What’s more, many companies are including organics because of legal restrictions and limitations opponents continue to attack them for their part in contributing to hot-button environmental issues like algae blooms.

“I’ve definitely sold a lot of customers in a lot of areas that I might not have got the other way, but I’ve also been in the business a long time,” Soltesz says. “A lot of it was, ‘I have a really good product; I have a message.’ Instead of keeping this thing under wraps, let’s try to grow this thing.”

How it works.

Rick Ross says finding success with organic lawn care is about the process, not the product.

Ross is the owner of Organic Footprint, an organic supplier in North Carolina. If applied correctly, Ross says organics should increase water and nutrient holding capacity, which means lawns will have a greater heat or drought tolerance. He also says organics release nitrogen slower and heighten microbial activity, both of which contribute to healthier soil.

One of the knocks on organic products is that they take extra time to make a lawn look healthy over synthetic fertilizer. Also, companies often charge more for organic lawn care because the products are more expensive.

Walsh, who provides both organic and traditional lawn care options, says he has to charge between 15 and 20 percent higher for the organic service.

Going fully organic may never happen for most companies. They say they must also offer traditional or hybrid services. Walsh says he hopes to do so in the next five or 10 years, but he also adds that he has a family to support, and the profitability just may not be there yet. Ross – who says he keeps his product price down because he wants organic products to become popular – acknowledges it may never be possible to supply only organics.

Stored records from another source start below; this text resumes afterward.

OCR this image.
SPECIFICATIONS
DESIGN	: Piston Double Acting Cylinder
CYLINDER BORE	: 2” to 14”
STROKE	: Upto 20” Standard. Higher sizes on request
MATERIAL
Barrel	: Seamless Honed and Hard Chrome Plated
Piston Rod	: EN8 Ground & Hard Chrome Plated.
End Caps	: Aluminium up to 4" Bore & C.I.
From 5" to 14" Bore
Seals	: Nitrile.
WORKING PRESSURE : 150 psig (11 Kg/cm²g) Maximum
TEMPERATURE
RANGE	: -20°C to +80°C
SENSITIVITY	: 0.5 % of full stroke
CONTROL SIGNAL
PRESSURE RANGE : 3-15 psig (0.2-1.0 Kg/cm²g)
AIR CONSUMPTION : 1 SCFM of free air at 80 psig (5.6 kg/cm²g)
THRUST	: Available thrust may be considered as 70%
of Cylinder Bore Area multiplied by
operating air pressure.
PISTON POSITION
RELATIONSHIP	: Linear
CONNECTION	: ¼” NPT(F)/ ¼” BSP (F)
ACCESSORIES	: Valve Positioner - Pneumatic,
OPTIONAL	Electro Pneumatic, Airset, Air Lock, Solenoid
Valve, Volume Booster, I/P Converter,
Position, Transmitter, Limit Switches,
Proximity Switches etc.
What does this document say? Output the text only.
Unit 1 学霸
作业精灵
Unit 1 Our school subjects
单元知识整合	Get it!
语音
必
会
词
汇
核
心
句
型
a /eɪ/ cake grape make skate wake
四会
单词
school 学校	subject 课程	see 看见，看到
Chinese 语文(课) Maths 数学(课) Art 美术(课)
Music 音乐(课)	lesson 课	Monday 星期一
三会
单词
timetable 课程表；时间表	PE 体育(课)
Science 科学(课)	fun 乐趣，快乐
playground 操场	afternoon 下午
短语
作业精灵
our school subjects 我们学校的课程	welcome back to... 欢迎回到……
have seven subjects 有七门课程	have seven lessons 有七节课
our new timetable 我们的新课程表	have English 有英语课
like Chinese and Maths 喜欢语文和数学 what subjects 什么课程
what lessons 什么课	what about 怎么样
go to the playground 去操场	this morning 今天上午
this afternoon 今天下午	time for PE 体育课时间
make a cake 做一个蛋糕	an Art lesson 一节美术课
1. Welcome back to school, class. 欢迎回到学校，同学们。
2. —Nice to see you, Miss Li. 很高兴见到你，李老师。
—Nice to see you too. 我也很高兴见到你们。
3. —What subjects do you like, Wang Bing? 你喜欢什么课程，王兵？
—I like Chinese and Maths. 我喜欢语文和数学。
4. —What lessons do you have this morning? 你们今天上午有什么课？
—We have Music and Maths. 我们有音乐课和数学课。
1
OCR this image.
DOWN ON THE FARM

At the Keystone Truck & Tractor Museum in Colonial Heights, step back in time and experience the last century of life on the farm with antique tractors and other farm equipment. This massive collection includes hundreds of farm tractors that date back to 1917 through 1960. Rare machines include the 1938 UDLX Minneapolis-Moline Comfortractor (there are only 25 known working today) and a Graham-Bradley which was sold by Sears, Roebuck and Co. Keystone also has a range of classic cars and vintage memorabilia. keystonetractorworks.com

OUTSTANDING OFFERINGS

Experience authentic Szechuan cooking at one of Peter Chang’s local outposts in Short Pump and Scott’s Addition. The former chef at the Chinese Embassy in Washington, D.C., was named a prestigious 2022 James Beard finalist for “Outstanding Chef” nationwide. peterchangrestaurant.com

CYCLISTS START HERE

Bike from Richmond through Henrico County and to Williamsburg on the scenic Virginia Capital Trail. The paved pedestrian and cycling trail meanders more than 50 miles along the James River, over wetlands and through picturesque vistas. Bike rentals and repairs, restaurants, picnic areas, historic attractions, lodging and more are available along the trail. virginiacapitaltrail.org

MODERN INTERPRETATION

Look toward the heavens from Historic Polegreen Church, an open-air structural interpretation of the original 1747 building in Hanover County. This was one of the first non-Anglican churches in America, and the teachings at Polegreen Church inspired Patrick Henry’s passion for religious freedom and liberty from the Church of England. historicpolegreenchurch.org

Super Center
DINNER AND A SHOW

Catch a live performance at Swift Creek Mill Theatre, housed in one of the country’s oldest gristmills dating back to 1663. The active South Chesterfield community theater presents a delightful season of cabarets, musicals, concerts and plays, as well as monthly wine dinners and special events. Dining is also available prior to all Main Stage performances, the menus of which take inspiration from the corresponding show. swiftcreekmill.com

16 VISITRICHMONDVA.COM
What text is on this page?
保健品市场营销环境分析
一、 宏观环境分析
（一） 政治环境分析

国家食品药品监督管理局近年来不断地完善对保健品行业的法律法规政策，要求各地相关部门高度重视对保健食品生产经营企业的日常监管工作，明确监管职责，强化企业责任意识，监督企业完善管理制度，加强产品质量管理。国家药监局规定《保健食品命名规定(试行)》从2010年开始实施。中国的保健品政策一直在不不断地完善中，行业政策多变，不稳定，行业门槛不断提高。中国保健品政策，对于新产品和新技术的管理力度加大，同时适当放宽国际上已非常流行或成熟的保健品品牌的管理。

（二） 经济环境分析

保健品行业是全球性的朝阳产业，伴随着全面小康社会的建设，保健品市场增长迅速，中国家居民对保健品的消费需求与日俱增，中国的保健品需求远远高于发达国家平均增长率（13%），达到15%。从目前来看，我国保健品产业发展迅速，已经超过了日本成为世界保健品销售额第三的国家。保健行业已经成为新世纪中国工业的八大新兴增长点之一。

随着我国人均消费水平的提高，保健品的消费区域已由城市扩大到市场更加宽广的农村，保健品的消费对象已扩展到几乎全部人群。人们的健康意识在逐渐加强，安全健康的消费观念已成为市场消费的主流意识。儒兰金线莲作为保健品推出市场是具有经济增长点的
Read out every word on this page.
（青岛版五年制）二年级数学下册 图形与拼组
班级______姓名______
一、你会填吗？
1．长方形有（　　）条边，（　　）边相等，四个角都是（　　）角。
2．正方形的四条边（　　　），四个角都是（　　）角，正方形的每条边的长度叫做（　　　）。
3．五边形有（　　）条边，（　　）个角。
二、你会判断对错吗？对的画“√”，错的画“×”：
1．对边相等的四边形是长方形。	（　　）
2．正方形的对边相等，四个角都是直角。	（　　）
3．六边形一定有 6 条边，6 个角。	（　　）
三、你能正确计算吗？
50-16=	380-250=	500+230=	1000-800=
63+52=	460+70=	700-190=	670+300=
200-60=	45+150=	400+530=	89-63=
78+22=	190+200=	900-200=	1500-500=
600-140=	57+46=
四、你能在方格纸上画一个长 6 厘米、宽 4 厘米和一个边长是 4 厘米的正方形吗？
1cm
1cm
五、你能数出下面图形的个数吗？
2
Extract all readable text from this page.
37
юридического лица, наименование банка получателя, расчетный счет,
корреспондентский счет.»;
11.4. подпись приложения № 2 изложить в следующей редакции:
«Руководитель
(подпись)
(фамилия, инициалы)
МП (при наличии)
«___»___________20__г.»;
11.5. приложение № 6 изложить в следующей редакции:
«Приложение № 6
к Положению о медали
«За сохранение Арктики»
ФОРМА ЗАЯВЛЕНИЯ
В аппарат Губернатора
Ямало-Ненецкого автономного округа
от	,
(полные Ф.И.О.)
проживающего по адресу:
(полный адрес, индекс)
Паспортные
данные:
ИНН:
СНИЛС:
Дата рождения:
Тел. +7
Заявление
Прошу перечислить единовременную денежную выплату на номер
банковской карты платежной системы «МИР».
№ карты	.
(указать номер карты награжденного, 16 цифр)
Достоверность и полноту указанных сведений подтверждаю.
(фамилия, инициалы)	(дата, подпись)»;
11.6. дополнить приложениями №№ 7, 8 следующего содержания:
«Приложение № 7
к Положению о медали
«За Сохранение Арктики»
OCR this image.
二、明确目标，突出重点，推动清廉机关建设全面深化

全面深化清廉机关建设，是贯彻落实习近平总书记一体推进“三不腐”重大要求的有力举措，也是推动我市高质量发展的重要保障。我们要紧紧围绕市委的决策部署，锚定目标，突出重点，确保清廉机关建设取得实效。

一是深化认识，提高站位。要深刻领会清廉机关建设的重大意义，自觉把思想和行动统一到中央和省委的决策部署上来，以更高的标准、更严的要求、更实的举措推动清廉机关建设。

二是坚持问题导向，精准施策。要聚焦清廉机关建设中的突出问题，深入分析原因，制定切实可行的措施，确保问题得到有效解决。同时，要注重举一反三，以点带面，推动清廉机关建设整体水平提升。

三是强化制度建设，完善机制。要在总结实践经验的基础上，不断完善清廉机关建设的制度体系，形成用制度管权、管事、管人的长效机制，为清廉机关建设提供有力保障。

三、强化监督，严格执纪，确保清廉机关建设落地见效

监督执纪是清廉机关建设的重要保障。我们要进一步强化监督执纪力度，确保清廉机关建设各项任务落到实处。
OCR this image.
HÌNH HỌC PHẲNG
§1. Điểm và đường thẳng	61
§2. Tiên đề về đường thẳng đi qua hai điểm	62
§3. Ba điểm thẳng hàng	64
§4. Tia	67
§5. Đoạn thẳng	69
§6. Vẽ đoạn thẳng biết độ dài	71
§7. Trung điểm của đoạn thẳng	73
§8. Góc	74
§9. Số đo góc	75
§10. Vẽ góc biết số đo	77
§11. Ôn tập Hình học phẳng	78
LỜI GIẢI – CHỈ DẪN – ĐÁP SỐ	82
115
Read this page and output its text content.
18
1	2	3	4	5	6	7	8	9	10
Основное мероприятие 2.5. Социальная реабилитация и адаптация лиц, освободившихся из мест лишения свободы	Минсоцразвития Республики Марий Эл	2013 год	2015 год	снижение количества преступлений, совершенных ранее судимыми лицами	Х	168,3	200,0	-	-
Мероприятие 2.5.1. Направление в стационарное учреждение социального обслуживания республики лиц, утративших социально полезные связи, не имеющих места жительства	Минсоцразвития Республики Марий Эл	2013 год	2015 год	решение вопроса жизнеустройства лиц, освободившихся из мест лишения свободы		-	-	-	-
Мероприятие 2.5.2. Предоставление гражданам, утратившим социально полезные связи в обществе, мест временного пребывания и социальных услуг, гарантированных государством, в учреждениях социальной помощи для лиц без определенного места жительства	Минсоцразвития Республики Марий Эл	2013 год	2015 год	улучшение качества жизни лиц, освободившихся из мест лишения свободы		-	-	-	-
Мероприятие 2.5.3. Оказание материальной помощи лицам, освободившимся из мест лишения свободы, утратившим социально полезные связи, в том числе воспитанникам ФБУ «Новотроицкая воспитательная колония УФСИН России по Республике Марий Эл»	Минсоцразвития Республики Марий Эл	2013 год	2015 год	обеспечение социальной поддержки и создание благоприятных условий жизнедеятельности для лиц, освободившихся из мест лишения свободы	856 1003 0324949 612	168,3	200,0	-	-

Walsh often asks customers to sign on for multiple years because the organic process can be time-consuming. He first uses a synthetic preemergent and then a chemical weed-killer, then the remaining four treatments are purely organic. This expedites the process, especially when a lawn hasn’t been cared for at all.

“It’s a commitment to go organic; it’s not going to turn around overnight. We look at it as a three-year commitment,” Walsh says. “Especially for a customer just starting out who hasn’t done anything with their lawns and there’s a lot of weeds, it’s a slower process.”

Soltesz, who uses the synthetic-organic blend, urges customers to remain patient throughout the process. It’s the same patience he practiced when he first picked up an organic product in 2008.

“The ones who listened, most of them are customers,” Soltesz says. “The ones who didn’t and were impatient, we’ll get them back next year.”